= Peggie Gillom-Granderson =

US basketball player and chaplain

Peggie Gillom-Granderson (born April 14, 1958) is a chaplain at the University of Mississippi since 2009. Before starting her religious position, Gillom played on the Ole Miss Rebels women's basketball team between 1976 and 1980. During her time at Ole Miss, Gillom set career records for Mississippi with 2,486 points and 1,271 rebounds. After university, Gillom briefly played in the Women's Professional Basketball League for a year with the Dallas Diamonds. As an assistant coach, Gillom worked with Ole Miss from 1981 to 1997 before continuing her assistant coaching tenure in the Women's National Basketball Association. With the Houston Comets, Gillom and her team won the 1997 WNBA Championship.

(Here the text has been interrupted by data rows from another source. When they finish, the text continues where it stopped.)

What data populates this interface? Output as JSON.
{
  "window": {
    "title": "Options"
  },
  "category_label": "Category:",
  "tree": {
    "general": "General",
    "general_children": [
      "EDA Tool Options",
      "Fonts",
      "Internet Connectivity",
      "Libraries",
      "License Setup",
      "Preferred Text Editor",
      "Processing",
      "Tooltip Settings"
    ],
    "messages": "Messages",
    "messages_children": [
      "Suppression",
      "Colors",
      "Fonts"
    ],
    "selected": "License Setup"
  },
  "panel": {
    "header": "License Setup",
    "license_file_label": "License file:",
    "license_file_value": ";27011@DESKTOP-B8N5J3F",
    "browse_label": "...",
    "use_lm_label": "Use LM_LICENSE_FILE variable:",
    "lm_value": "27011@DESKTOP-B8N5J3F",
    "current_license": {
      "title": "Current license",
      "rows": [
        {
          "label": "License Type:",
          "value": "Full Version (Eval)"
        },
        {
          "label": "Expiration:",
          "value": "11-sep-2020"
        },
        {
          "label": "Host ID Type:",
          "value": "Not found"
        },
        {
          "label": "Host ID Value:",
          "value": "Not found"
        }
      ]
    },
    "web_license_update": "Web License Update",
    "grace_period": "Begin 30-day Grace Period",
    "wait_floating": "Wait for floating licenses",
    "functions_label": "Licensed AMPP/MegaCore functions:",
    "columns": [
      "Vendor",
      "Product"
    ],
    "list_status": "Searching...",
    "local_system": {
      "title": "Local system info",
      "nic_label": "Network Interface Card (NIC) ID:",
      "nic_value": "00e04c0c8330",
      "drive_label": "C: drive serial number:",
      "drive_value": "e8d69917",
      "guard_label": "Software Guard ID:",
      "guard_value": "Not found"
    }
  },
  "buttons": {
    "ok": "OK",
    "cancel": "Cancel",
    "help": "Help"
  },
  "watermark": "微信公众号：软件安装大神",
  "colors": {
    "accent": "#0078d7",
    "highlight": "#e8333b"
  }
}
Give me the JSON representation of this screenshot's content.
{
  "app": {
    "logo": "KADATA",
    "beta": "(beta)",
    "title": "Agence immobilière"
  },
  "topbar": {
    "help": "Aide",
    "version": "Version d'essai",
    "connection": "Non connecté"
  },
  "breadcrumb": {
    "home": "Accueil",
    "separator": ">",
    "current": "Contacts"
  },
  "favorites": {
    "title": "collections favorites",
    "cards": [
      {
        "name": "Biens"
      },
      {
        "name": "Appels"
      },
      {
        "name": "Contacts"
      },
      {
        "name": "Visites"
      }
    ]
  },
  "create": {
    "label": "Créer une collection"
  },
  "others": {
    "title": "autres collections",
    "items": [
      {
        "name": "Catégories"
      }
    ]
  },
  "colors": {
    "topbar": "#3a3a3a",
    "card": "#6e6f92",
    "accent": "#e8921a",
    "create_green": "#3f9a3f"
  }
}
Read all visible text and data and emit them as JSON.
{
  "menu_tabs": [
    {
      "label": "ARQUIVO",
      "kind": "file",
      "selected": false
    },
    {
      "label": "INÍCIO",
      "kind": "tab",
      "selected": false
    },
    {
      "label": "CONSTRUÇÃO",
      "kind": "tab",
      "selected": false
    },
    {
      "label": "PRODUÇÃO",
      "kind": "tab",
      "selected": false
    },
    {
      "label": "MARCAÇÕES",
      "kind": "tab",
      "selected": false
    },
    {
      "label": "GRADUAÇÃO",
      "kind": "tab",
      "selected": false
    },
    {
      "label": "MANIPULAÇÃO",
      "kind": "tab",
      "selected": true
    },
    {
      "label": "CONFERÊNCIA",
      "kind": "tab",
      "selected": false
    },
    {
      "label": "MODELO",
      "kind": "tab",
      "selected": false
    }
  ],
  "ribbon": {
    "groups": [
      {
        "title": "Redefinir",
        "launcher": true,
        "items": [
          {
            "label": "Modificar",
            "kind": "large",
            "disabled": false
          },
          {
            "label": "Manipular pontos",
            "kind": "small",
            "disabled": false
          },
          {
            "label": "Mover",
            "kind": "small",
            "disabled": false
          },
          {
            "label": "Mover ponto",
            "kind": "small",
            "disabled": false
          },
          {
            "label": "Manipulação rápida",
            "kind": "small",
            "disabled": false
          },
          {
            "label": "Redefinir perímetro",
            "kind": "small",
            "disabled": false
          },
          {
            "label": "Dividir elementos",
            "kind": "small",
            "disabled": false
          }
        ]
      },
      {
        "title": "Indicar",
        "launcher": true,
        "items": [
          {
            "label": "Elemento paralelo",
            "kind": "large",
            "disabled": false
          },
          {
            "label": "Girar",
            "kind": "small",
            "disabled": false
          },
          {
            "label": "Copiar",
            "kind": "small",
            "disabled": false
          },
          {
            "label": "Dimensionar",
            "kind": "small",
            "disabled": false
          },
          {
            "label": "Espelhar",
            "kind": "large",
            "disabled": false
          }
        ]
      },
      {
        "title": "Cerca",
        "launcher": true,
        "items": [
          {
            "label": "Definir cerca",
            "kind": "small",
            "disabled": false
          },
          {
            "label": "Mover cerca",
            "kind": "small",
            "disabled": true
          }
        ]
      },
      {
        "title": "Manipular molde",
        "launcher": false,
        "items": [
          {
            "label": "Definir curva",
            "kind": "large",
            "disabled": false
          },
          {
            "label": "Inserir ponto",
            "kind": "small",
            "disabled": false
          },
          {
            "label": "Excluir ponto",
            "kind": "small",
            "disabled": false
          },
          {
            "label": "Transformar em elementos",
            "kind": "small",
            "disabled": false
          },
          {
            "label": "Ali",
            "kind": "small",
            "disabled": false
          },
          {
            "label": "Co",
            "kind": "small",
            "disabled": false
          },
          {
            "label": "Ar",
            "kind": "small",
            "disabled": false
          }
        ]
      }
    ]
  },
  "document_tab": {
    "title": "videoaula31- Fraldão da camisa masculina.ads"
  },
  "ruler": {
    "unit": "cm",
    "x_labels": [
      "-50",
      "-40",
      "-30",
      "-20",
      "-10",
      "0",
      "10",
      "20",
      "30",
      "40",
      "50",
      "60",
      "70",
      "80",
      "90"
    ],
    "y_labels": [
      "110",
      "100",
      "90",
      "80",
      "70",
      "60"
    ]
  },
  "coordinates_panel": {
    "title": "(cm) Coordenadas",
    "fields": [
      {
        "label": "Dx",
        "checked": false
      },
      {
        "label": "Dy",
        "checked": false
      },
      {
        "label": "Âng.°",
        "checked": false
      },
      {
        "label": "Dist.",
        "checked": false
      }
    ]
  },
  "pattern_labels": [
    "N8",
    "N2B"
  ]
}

As a head coach, Gillom had 63 wins and 86 losses with the Texas A&M Aggies women's basketball team between 1998 and 2003. She later returned to Mississippi in 2003 to become the associate head coach for their women's basketball team and remained in the position until 2008. Apart from university basketball, Gillom was an assistant coach of the American women's basketball team that won bronze at the 1999 Pan American Games and gold at the 2000 Summer Olympics. Gillom was inducted into the Mississippi Sports Hall of Fame in 1998 and the Women's Basketball Hall of Fame in 2013.

==Early life and education==
On April 14, 1958, Peggie Gillom was born in Abbeville, Mississippi. Gillom played basketball during her childhood and continued to play in high school. Between 1976 and 1980, Gillom played on the Ole Miss Rebels women's basketball team. During this time period, Gillom co-captained the women's basketball team alongside Renee Rutland from 1979 to 1980. She also received nominations for the Wade Trophy in 1979 and 1980.

While at Ole Miss, Gillom and her team won the Mississippi state championship held by the Association for Intercollegiate Athletics for Women in 1978 and 1979. She also participated at the 1978 AIAW National Large College Basketball Championship. After setting career records with 2,486 points and 1,271 rebounds, Gillom's records with the University of Mississippi remained for almost 40 years. In 1980, Gillom graduated from Ole Miss with a Bachelor of Social Work.

==Career==
From 1980 to 1981, Gillom played in the Women's Professional Basketball League with the Dallas Diamonds. In 1981, Gillom became an assistant coach for the women's basketball team at Ole Miss and remained in her position until 1997. In 1997, Gillom was an assistant coach for Van Chancellor when the Houston Comets started their first season in the Women's National Basketball Association. While with the Comets, Gillom was part of the coaching team that won the 1997 WNBA Championship.

Gillom remained with the Comets until she was selected as the head coach for the Texas A&M Aggies women's basketball team in June 1998. During her tenure between 1998 and 2003, Gillom had 63 wins and 86 losses. While at Texas A&M, Gillom was an assistant coach for the American women's basketball team that won bronze at the 1999 Pan American Games and gold at the 2000 Summer Olympics. In 2003, Gillom returned to the University of Mississippi as the women's basketball associate head coach under Carol Ross. She remained with Mississippi until she decided to retire from her coaching position in 2009. After ending her basketball career, Gillom-Granderson became a chaplain for the sportswomen at Ole Miss that year and continued to hold her religious position throughout the 2010s.

==Personal life and honors==
Gillom was married in 2005. In 2008, the Mississippi Sports Hall of Fame first started awarding the C Spire Gillom Trophy for the best yearly women's college basketball player in Mississippi. Gillom was named into the Ole Miss Athletics Hall of Fame in 1996. Other hall of fame inductions include the Mississippi Sports Hall of Fame in 1998 and the Women's Basketball Hall of Fame in 2013. The Gillom Athletics Performance Center on the Ole Miss campus is named for Gillom-Granderson and her sister Jennifer Gillom, also an Ole Miss former outstanding player.